Without knowing the law well, my guess is that there is no such thing as an iron clad agreement that can't be broken under any circumstances whatsoever. Not so sure, though, that perjury would be sufficient.
This article, written by someone who has some sympathy with LA, argues that he will never confess because of all the legal troubles it would open. But rather contradictorily, he then goes on to argue that none of these cases against LA has a very good chance of succeeding. Take this for what it's worth.
On re-opening the federal case:
Sometime soon, USADA has to reveal to the UCI what evidence it has to support banning Armstrong from competition and stripping him of his titles.[this was published several weeks before the reasoned decision, but after LA said he would not go to arbitration.] In response, the UCI is likely to comply with USADA’s request to sanction Armstrong. While such developments may prove very embarrassing for Armstrong and the people around him, it probably won’t change his situation as far as federal prosecutors are concerned. The feds already know everything USADA knows. (They helped USADA acquire the evidence, after all.) Mrozek says that, as of now, there haven’t been any developments significant enough to warrant reopening the investigation.
keep in mind that no court, and no national authority, has ever said Armstrong cheated. USADA can take away Armstrong’s titles, but it does not have the authority of a U.S. court.
on defrauding USPS:
“I can tell you that, in contracts where I have been the lawyer, morals clauses do not have a retroactive effect” on an expired contract, says Andrew Morton, a partner at the Chicago-based firm of Handler and Thayer and chairman of its sports and entertainment group. “I’ve never seen it, even in company drafts” of contracts, he says.
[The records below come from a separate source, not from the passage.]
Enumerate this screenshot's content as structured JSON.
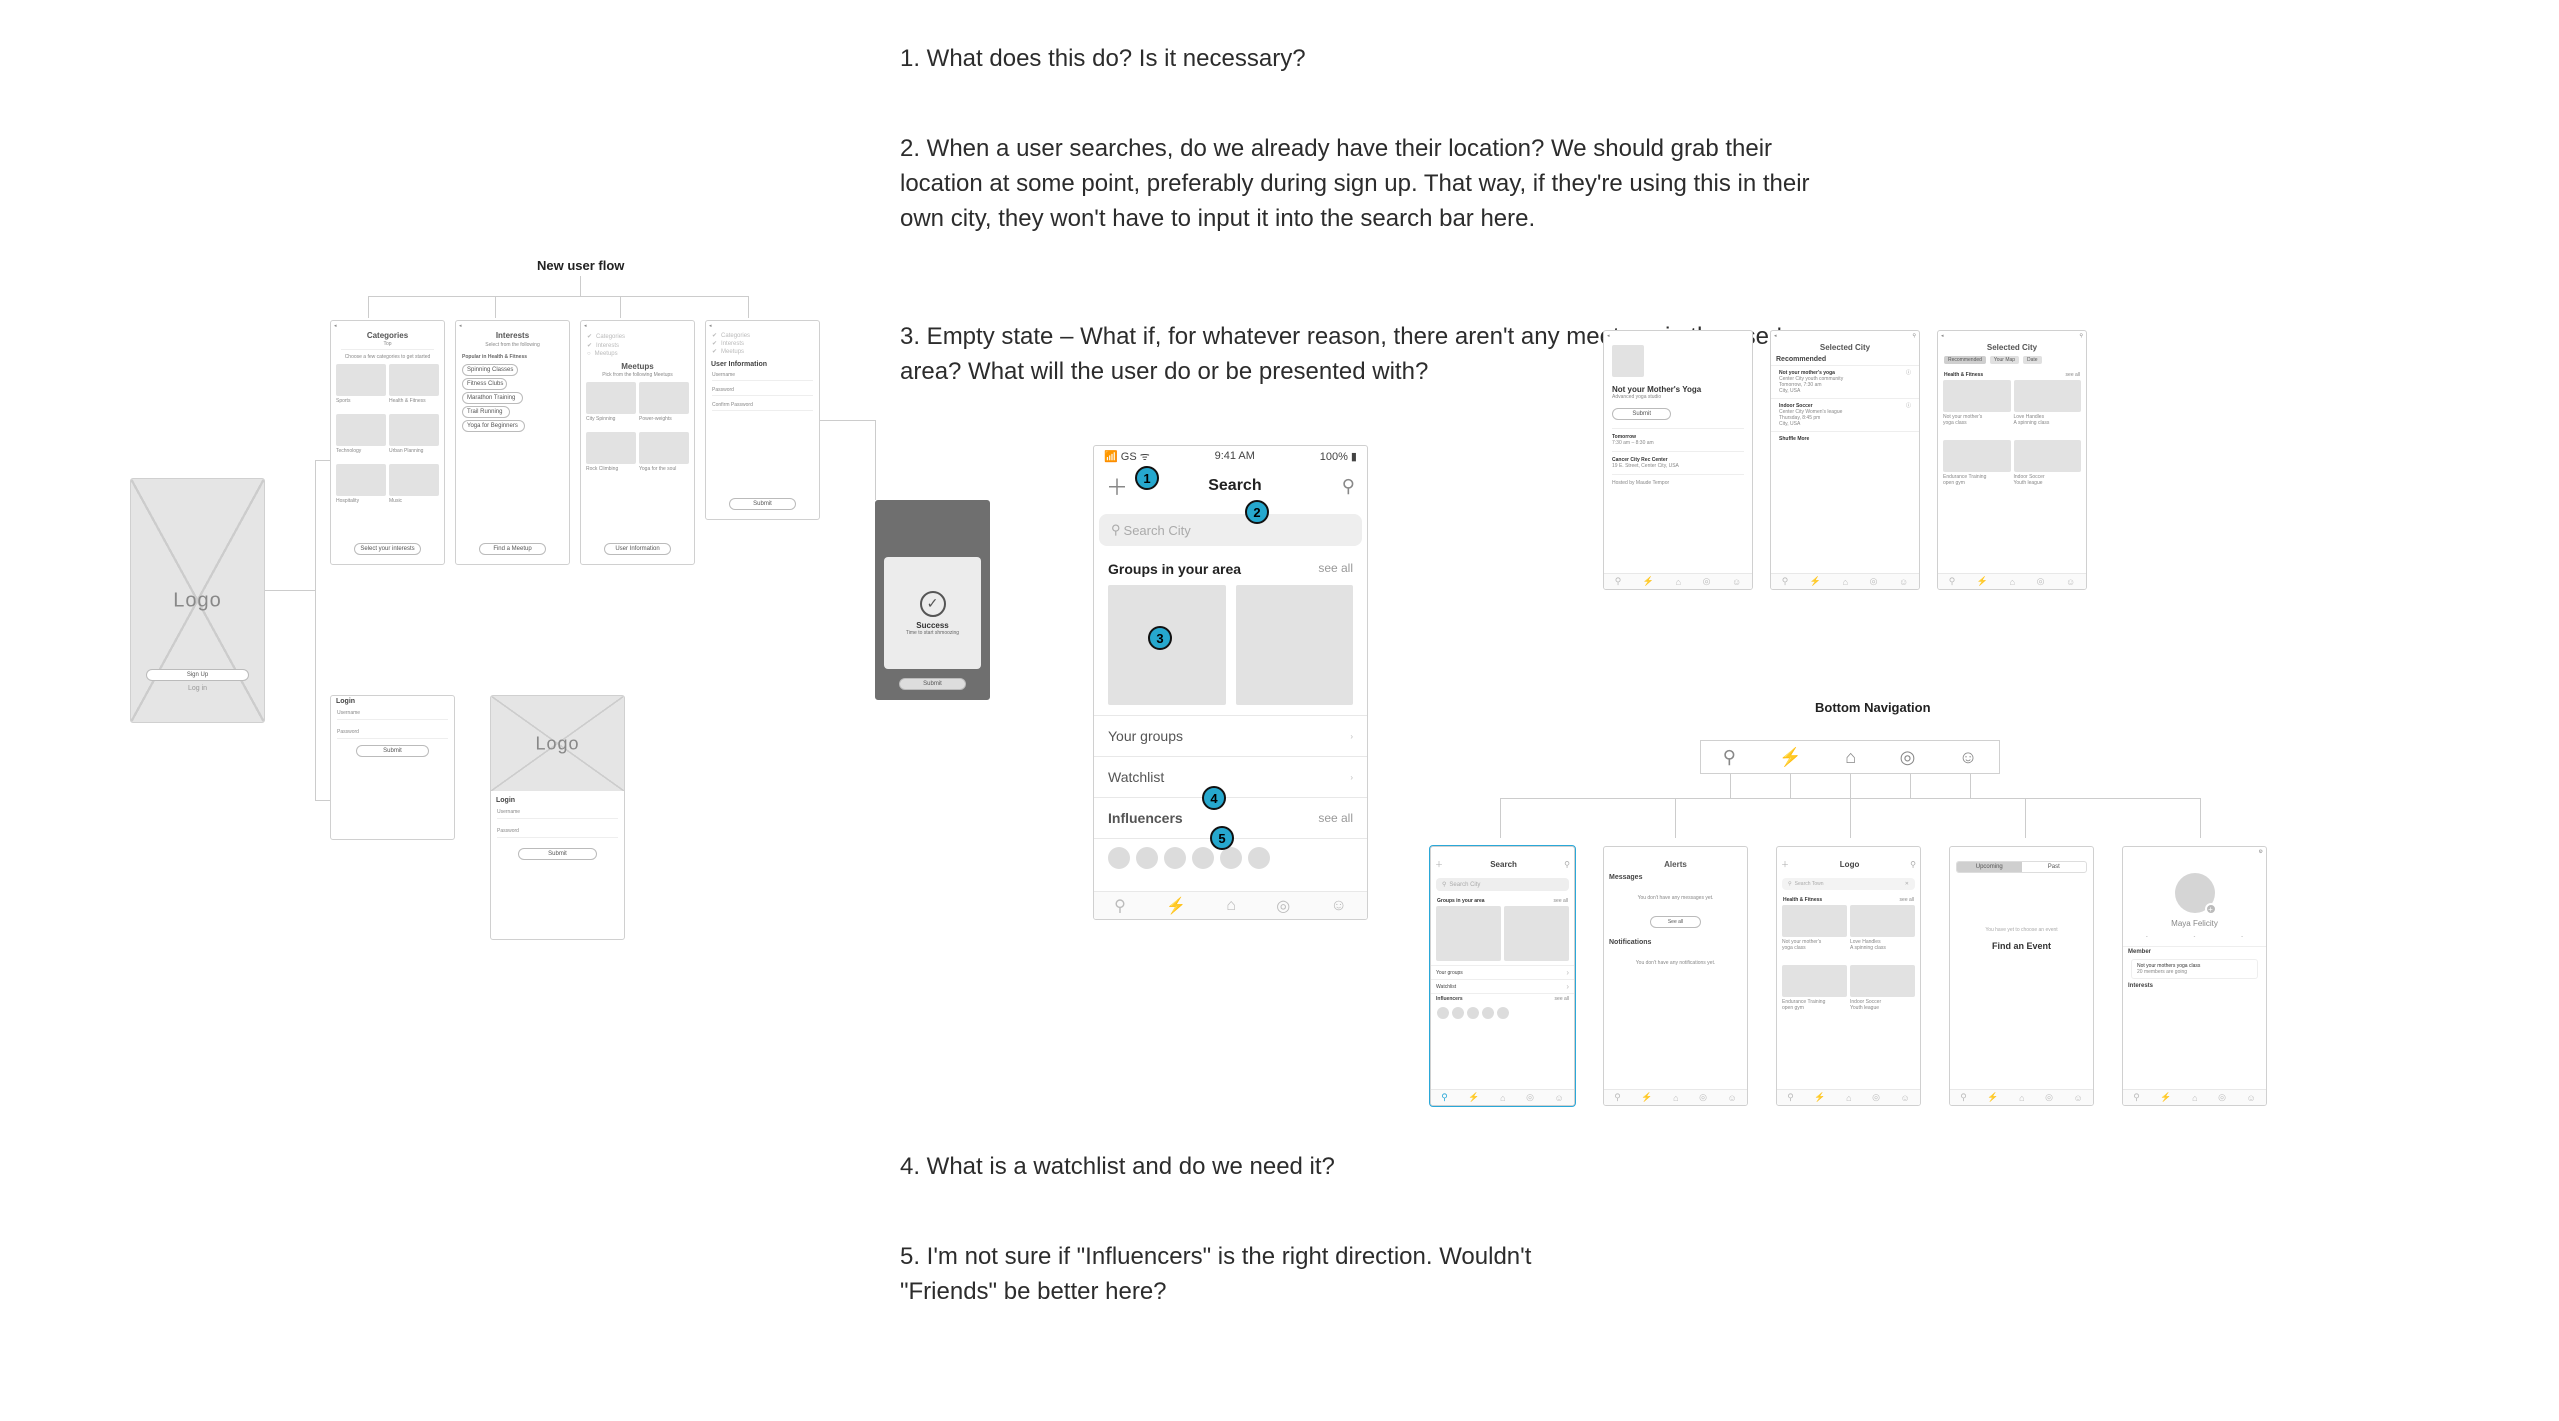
{
  "annotations": {
    "q1": "1. What does this do? Is it necessary?",
    "q2": "2. When a user searches, do we already have their location? We should grab their location at some point, preferably during sign up. That way, if they're using this in their own city, they won't have to input it into the search bar here.",
    "q3": "3. Empty state – What if, for whatever reason, there aren't any meetups in the user's area? What will the user do or be presented with?",
    "q4": "4. What is a watchlist and do we need it?",
    "q5": "5. I'm not sure if \"Influencers\" is the right direction. Wouldn't \"Friends\" be better here?"
  },
  "flows": {
    "new_user": "New user flow",
    "bottom_nav": "Bottom Navigation"
  },
  "status": {
    "carrier": "GS",
    "time": "9:41 AM",
    "battery": "100%"
  },
  "logo": {
    "text": "Logo",
    "signup": "Sign Up",
    "login": "Log in"
  },
  "login": {
    "title": "Login",
    "username": "Username",
    "password": "Password",
    "submit": "Submit"
  },
  "categories": {
    "title": "Categories",
    "tabs_hint": "Top",
    "sub": "Choose a few categories to get started",
    "items": [
      "Sports",
      "Health & Fitness",
      "Technology",
      "Urban Planning",
      "Hospitality",
      "Music"
    ],
    "cta": "Select your interests"
  },
  "interests": {
    "title": "Interests",
    "sub": "Select from the following",
    "section": "Popular in Health & Fitness",
    "items": [
      "Spinning Classes",
      "Fitness Clubs",
      "Marathon Training",
      "Trail Running",
      "Yoga for Beginners"
    ],
    "cta": "Find a Meetup"
  },
  "meetups": {
    "title": "Meetups",
    "sub": "Pick from the following Meetups",
    "items": [
      "City Spinning",
      "Power-weights",
      "Rock Climbing",
      "Yoga for the soul"
    ],
    "cta": "User Information"
  },
  "userinfo": {
    "title": "User Information",
    "fields": [
      "Username",
      "Password",
      "Confirm Password"
    ],
    "cta": "Submit",
    "sidebar": [
      "Categories",
      "Interests",
      "Meetups"
    ]
  },
  "success": {
    "title": "Success",
    "sub": "Time to start shmoozing",
    "cta": "Submit"
  },
  "search": {
    "title": "Search",
    "placeholder": "Search City",
    "groups_header": "Groups in your area",
    "see_all": "see all",
    "rows": [
      "Your groups",
      "Watchlist"
    ],
    "influencers": "Influencers"
  },
  "submit_event": {
    "title": "Not your Mother's Yoga",
    "subtitle": "Advanced yoga studio",
    "cta": "Submit",
    "tomorrow": "Tomorrow",
    "time": "7:30 am – 8:30 am",
    "venue": "Cancer City Rec Center",
    "address": "19 E. Street, Center City, USA",
    "hosted": "Hosted by Maude Tempor"
  },
  "selected_city": {
    "title": "Selected City",
    "rec": "Recommended",
    "cards": [
      {
        "title": "Not your mother's yoga",
        "sub": "Center City youth community",
        "when": "Tomorrow, 7:30 am",
        "where": "City, USA"
      },
      {
        "title": "Indoor Soccer",
        "sub": "Center City Women's league",
        "when": "Thursday, 8:45 pm",
        "where": "City, USA"
      }
    ],
    "more": "Shuffle More"
  },
  "selected_city_grid": {
    "title": "Selected City",
    "chips": [
      "Recommended",
      "Your Map",
      "Date"
    ],
    "section": "Health & Fitness",
    "tiles": [
      {
        "a": "Not your mother's",
        "b": "yoga class"
      },
      {
        "a": "Love Handles",
        "b": "A spinning class"
      },
      {
        "a": "Endurance Training",
        "b": "open gym"
      },
      {
        "a": "Indoor Soccer",
        "b": "Youth league"
      }
    ]
  },
  "alerts": {
    "title": "Alerts",
    "messages": "Messages",
    "messages_empty": "You don't have any messages yet.",
    "see_all": "See all",
    "notifications": "Notifications",
    "notifications_empty": "You don't have any notifications yet."
  },
  "home_logo": {
    "title": "Logo",
    "section": "Health & Fitness",
    "see_all": "see all",
    "search_ph": "Search Town",
    "tiles": [
      {
        "a": "Not your mother's",
        "b": "yoga class"
      },
      {
        "a": "Love Handles",
        "b": "A spinning class"
      },
      {
        "a": "Endurance Training",
        "b": "open gym"
      },
      {
        "a": "Indoor Soccer",
        "b": "Youth league"
      }
    ]
  },
  "calendar": {
    "tabs": [
      "Upcoming",
      "Past"
    ],
    "empty": "You have yet to choose an event",
    "cta": "Find an Event"
  },
  "profile": {
    "name": "Maya Felicity",
    "member": "Member",
    "card": "Not your mothers yoga class",
    "card_sub": "20 members are going",
    "interests": "Interests"
  },
  "nav_icons": [
    "search-icon",
    "bolt-icon",
    "home-icon",
    "people-icon",
    "user-icon"
  ],
  "badges": [
    "1",
    "2",
    "3",
    "4",
    "5"
  ]
}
Even if a clawback provision existed in Armstrong’s deals, says New York City sports-practice attorney Brian Socolow, “I highly doubt that Lance Armstrong or somebody else would just give the money back. The Postal Service would then have to bring a lawsuit and prevail in litigation. That would take a while and cost a fair amount of money. I think it’s highly unlikely that this type of case would be fielded. Morals clauses are kind of a dead issue after time has gone by.”
The Sunday Times lawsuit:
News International declined to comment to Outside about what this new payload of evidence and tell-all would mean to the settlement. But in a recent message to it readers, the Sunday Times stated that the terms “are likely to be reviewed in the light of the U.S. anti-doping agency’s decision.” That sounds ominous, but it’s a long way from reviewing terms to trying to recoup a settlement that’s already been paid out.
SCA:
SCA has said that it, too, is exploring options. But as Socolow points out, “it would be extremely unlikely, given all the time that’s passed, that you could reopen that matter. There are instances where one party seeks to undo it because it claims the other party defrauded, but it’s fairly rare.” In many federal courts, for example, there’s a one-year limitation on reopening a civil case that’s already been decided, even in light of new evidence like fraud or perjury. The justice system wants finality.
Arbitration is different, and parties to an arbitration agreement can write their own rules. But once terms are settled, money is paid out, and seven years have gone by, it’s highly unlikely that SCA would ever succeed in getting back its money.
Prize money from winning races:
In 2007, Danish cyclist Bjarne Riis admitted to doping during his 1996 Tour de France win. Subsequently, Tour officials said they would not try to recapture any of Riis’s winnings because of a 10-year limitation on doing so.
If the same logic holds for Armstrong, his 1999, 2000, 2001, and possibly 2002 winnings aren’t likely to be at risk, even if the UCI were to erase all seven victories from the record books. And once again, if the UCI or the Tour demand money back, they might have to fight in court to get it.